Visually, Tony Hawk's Project 8 certainly looks a lot better than previous Tony Hawk games. As the first game in the series being built with the Xbox 360 and PlayStation 3 in mind, the developers are rebuilding the entire animation system, which should allow for more realistic-looking balancing acts on grinds, better-looking twisting animations when you go to pull off spins, and so on. The environments we saw looked pretty crisp, though keep in mind that this was an early, unfinished version of the game, so it still needs some particle effects and some frame rate optimization. We were shown the Xbox 360 version of the game, but Tony Hawk's Project 8 is also being developed on the PlayStation 3.

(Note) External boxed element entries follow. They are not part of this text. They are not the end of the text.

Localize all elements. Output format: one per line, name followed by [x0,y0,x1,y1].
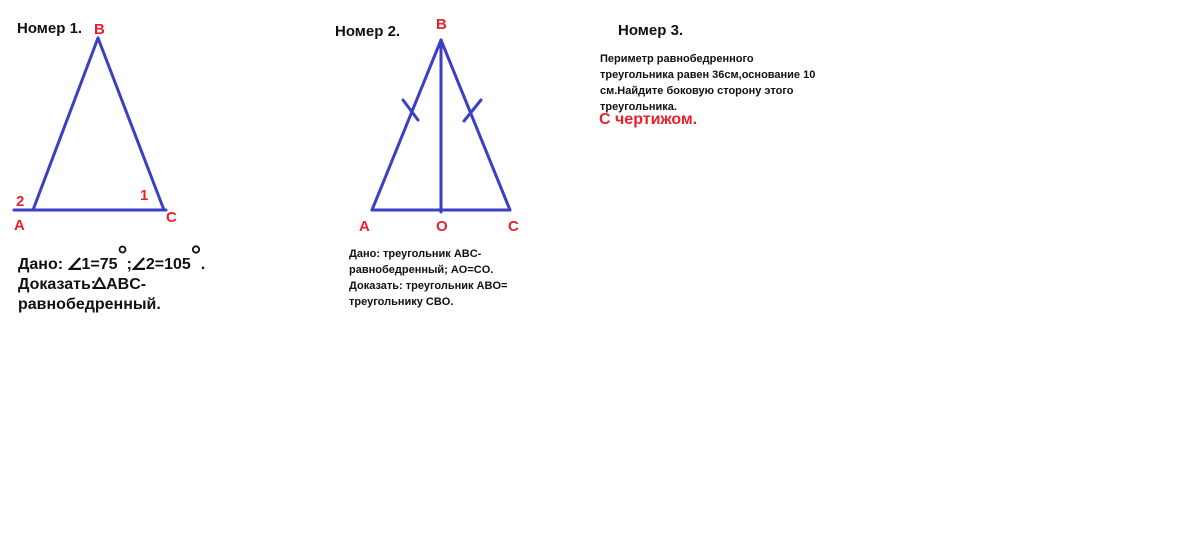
angle-1-value: 1=75 [81,256,118,273]
problem-3-title: Номер 3. [618,22,684,39]
given-line: треугольнику CBO. [349,296,454,308]
vertex-label-c: C [166,209,177,226]
degree-icon [191,245,201,263]
angle-symbol-icon [68,257,82,270]
given-prefix: Дано: [18,256,68,273]
problem-1-title: Номер 1. [17,20,83,37]
side-ab [33,38,98,210]
given-line: Дано: треугольник ABC- [349,248,482,260]
angle-2-value: 2=105 [145,256,191,273]
text-line: треугольника. [600,101,677,113]
end-period: . [200,256,206,273]
problem-2-given [349,246,507,310]
degree-icon [118,245,127,263]
angle-symbol-icon [132,257,146,270]
problem-2-title: Номер 2. [335,23,401,40]
prove-prefix: Доказать: [18,276,97,293]
vertex-label-b: B [436,16,447,33]
problem-3-text [600,51,820,115]
angle-label-2: 2 [16,193,25,210]
problem-1-given [18,245,205,315]
triangle-abc-figure-2 [372,40,510,212]
vertex-label-o: O [436,218,448,235]
prove-line-2: равнобедренный. [18,296,161,313]
vertex-label-c: C [508,218,519,235]
given-line: Доказать: треугольник ABO= [349,280,508,292]
vertex-label-a: A [359,218,370,235]
side-bc [98,38,164,210]
text-line: см.Найдите боковую сторону этого [600,85,794,97]
side-ab [372,40,441,210]
prove-body: ABC- [106,276,147,293]
text-line: Периметр равнобедренного [600,53,754,65]
side-bc [441,40,510,210]
angle-label-1: 1 [140,187,149,204]
problem-3-note: С чертижом. [599,111,698,128]
vertex-label-b: B [94,21,105,38]
separator: ; [126,256,132,273]
triangle-icon [93,277,106,289]
vertex-label-a: A [14,217,25,234]
given-line: равнобедренный; AO=CO. [349,264,494,276]
triangle-abc-figure-1 [14,38,166,210]
text-line: треугольника равен 36см,основание 10 [600,69,816,81]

All in all, Tony Hawk's Project 8 is using the same "mix the old with the new" mentality that's driven the series all along. The difference is that there appears to be a lot more "new" in there than we're used to seeing, and the development team hasn't even really started talking about its plans for the online side of the game yet. It'll be very interesting to see how the final product comes together when it's released later this year.